Stratford Power Station | |
Country: | New Zealand |
Location: | Taranaki |
Coordinates: | -39.3322°N 174.3189°W |
Owner: | Contact Energy |
Status: | Operational |
Th Fuel Primary: | Natural gas |
Ps Cooling Source: | Pātea River |
Ps Combined Cycle: | Yes |
Ps Electrical Capacity: | 577 MW |
Construction Began: | Early 1970s, 1996, 2009 |
Commissioned: | 1976, 1998, 2011 |
Decommissioned: | 2001 |
The Stratford Power Station is a 577 MW power station located east of Stratford, in Taranaki, New Zealand. The original power station on the site was a 200 MW gas turbine power plant that opened in 1976 and closed in 2001. The current power station comprises a 377 MW combined cycle unit that opened in 1998 and two open cycle gas turbine units for peaking power that opened in 2011. The station is now owned and operated by Contact Energy.
Construction of the Stratford Gas Turbine Plant, a 200 MW power station, was completed on what is now the Stratford Power Station site in June 1976.[1] It comprised four 50 MW units, each a Pratt and Whitney TwinPak of two FT4 gas turbines. The FT4 engine is the stationary version of the Pratt & Whitney JT4 aircraft engine. The plant was fired on natural gas, and the units were in open cycle configuration. The FT4 units were owned and operated (in turn) by NZED, NZE, ECNZ and Contact Energy. The four 50 MW units were decommissioned and removed in 2001, and used in the construction of the Valley Power Peaking Facility in Australia.
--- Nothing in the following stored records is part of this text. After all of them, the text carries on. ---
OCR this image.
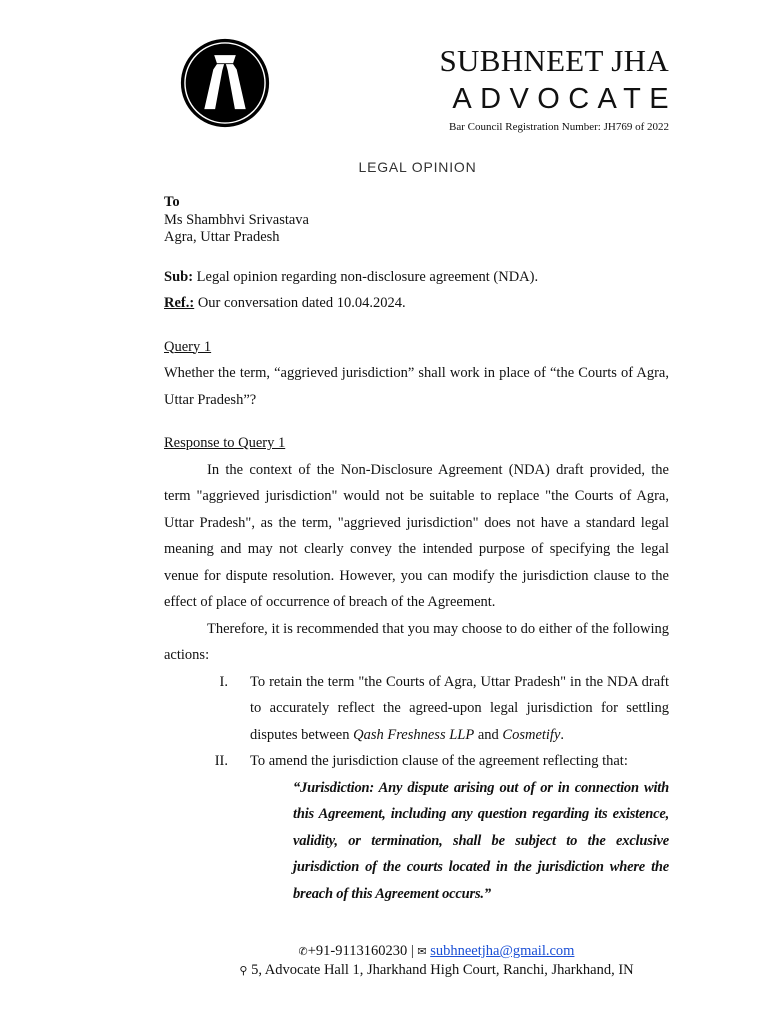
SUBHNEET JHA
ADVOCATE
Bar Council Registration Number: JH769 of 2022
LEGAL OPINION
To
Ms Shambhvi Srivastava
Agra, Uttar Pradesh
Sub: Legal opinion regarding non-disclosure agreement (NDA).
Ref.: Our conversation dated 10.04.2024.
Query 1
Whether the term, “aggrieved jurisdiction” shall work in place of “the Courts of Agra, Uttar Pradesh”?
Response to Query 1
In the context of the Non-Disclosure Agreement (NDA) draft provided, the term "aggrieved jurisdiction" would not be suitable to replace "the Courts of Agra, Uttar Pradesh", as the term, "aggrieved jurisdiction" does not have a standard legal meaning and may not clearly convey the intended purpose of specifying the legal venue for dispute resolution. However, you can modify the jurisdiction clause to the effect of place of occurrence of breach of the Agreement.
Therefore, it is recommended that you may choose to do either of the following actions:
I. To retain the term "the Courts of Agra, Uttar Pradesh" in the NDA draft to accurately reflect the agreed-upon legal jurisdiction for settling disputes between Qash Freshness LLP and Cosmetify.
II. To amend the jurisdiction clause of the agreement reflecting that:
“Jurisdiction: Any dispute arising out of or in connection with this Agreement, including any question regarding its existence, validity, or termination, shall be subject to the exclusive jurisdiction of the courts located in the jurisdiction where the breach of this Agreement occurs.”
✆+91-9113160230 | ✉ subhneetjha@gmail.com
⚲ 5, Advocate Hall 1, Jharkhand High Court, Ranchi, Jharkhand, IN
In 1993, the Environment Minister Simon Upton established a board of inquiry under the Resource Management Act to hear the application for a resource consent for Electricity Corporation of New Zealand's (ECNZ) proposed 400 megawatt Stratford power station in Taranaki.[2] The scheme was known as the Taranaki Combined Cycle (TCC) project.
In February 1995, the board of inquiry concluded that the station's operation would significantly increase New Zealand's emissions of carbon dioxide and make it more difficult for the Government to meet its obligation to reduce the emission of greenhouse gases to their 1990 levels as committed to under the United Nations Framework Convention on Climate Change. The board of inquiry recommended that ECNZ must establish a carbon sink "sufficient to eventually store in perpetuity the equivalent quantity of carbon emitted from the site over the term of the permit".[3]
In March 1995, Upton approved the expansion of the station to 400-megawatts on the condition that forests were planted to create a carbon sink or the effect of emissions was reduced by greater efficiency elsewhere.[4]
In June 2003, a hearing committee of the Taranaki Regional Council granted an application to delete the consent conditions requiring mitigation of carbon dioxide emissions.[5]
The Taranaki Combined Cycle (TCC) power station consists of one 377 MW combined cycle unit, based on a GT26 gas turbine in single shaft configuration. Cooling is by a mechanical draft cooling tower, using water from the Pātea River. Fletcher Construction started construction in 1996 and it was commissioned in 1998.[6] It was purchased by Contact Energy in 2003.
The 200 MW Stratford Peaker plant was built on the site in 2009–2010. It comprises two LMS100 gas turbine units in open cycle configuration,[7] and is used as a peaking power plant, to complement hydro and wind generation. It was officially opened by Prime Minister John Key on 31 May 2011.[8]